On the no-frills DASH diet, I have given up nothing that matters to me; cutting back sodium has been the hardest, because it's in so much more than just the saltshaker. But our tastes—Todd is doing it, too, which is good because he cooks dinner—have adjusted to less salt. And I can have some salt.
Also, we're vegetarian—fine under DASH, which also works for meat eaters.

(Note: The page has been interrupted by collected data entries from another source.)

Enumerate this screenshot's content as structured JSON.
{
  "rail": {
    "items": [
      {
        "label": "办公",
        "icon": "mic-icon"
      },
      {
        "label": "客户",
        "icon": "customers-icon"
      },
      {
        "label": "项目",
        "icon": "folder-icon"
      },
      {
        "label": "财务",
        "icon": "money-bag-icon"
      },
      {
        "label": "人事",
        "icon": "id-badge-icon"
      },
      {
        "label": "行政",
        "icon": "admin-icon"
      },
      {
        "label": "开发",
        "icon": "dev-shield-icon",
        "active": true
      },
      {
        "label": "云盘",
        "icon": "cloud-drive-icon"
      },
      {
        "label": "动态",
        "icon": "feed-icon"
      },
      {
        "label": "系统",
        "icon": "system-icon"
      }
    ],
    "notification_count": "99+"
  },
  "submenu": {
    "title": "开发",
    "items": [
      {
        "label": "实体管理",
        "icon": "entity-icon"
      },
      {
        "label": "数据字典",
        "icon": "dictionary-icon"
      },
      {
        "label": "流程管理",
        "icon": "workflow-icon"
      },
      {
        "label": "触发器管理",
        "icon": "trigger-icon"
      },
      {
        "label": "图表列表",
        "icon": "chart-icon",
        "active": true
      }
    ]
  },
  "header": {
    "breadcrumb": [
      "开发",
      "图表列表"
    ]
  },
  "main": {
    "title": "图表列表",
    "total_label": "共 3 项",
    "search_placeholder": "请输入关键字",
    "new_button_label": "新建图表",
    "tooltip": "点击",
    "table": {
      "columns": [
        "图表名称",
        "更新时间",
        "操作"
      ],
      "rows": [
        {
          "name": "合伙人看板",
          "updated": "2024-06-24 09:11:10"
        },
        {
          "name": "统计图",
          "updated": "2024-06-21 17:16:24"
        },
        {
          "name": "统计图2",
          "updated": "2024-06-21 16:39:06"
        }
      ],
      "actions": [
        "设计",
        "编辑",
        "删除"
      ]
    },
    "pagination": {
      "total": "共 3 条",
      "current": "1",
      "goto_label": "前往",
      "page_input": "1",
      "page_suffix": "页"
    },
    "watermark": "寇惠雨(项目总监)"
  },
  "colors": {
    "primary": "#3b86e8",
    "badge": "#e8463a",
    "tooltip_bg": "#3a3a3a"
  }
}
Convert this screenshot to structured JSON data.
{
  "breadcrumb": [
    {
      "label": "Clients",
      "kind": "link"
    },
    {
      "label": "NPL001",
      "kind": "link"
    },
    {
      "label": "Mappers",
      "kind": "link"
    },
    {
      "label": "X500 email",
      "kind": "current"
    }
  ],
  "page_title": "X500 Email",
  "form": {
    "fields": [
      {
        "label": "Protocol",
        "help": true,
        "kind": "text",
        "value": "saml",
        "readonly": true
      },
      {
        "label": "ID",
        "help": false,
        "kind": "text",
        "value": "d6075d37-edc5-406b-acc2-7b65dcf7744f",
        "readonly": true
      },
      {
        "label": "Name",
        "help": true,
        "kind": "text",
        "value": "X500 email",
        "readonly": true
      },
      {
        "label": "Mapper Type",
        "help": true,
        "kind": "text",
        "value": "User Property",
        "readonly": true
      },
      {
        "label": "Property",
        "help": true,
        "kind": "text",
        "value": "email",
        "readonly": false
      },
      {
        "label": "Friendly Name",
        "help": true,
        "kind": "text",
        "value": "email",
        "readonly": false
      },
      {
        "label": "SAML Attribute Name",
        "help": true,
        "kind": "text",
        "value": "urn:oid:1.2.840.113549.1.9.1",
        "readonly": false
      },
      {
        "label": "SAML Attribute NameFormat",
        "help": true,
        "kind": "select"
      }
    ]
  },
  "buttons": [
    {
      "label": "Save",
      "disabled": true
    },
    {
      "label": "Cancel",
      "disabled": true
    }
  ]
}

The hardest part is when I travel and end up in places with salt-heavy and overly fatty food options. We also limit any alcohol consumption—beer for him and wine for me—to the weekends, which is great for daily happiness and our moods as well.
I bought a cool Chevron-patterned mirrored scale that measures by tenths of pounds and get on it as soon as I get up, and then log my weight in a little notebook (so I can watch the trends). I set mini-goals for the next day, which keeps me from eating a whole slice of King Cake. I now work out twice a week with trainer Lauren Smith at the Deville YMCA and try to do cardio two or three times a week with Todd.
I've lost 22 pounds since August—my exact goal by Jan. 14—and I feel better and more centered than I have in years.
Last weekend, I went through my closet, and nearly everything fits again, or is too big. I have no desire to ever change the way I'm now eating and living. There is nothing to "stop" and much more than weight to lose if I do.
Read "The Dash Diet for Weight Loss" by Thomas J. Moore, MD (Free Press, 2012, $26) for the how and the just-published "The DASH Diet Younger You" by Marla Heller (Grand Central, 2014, $26) for inspiration and more recipes.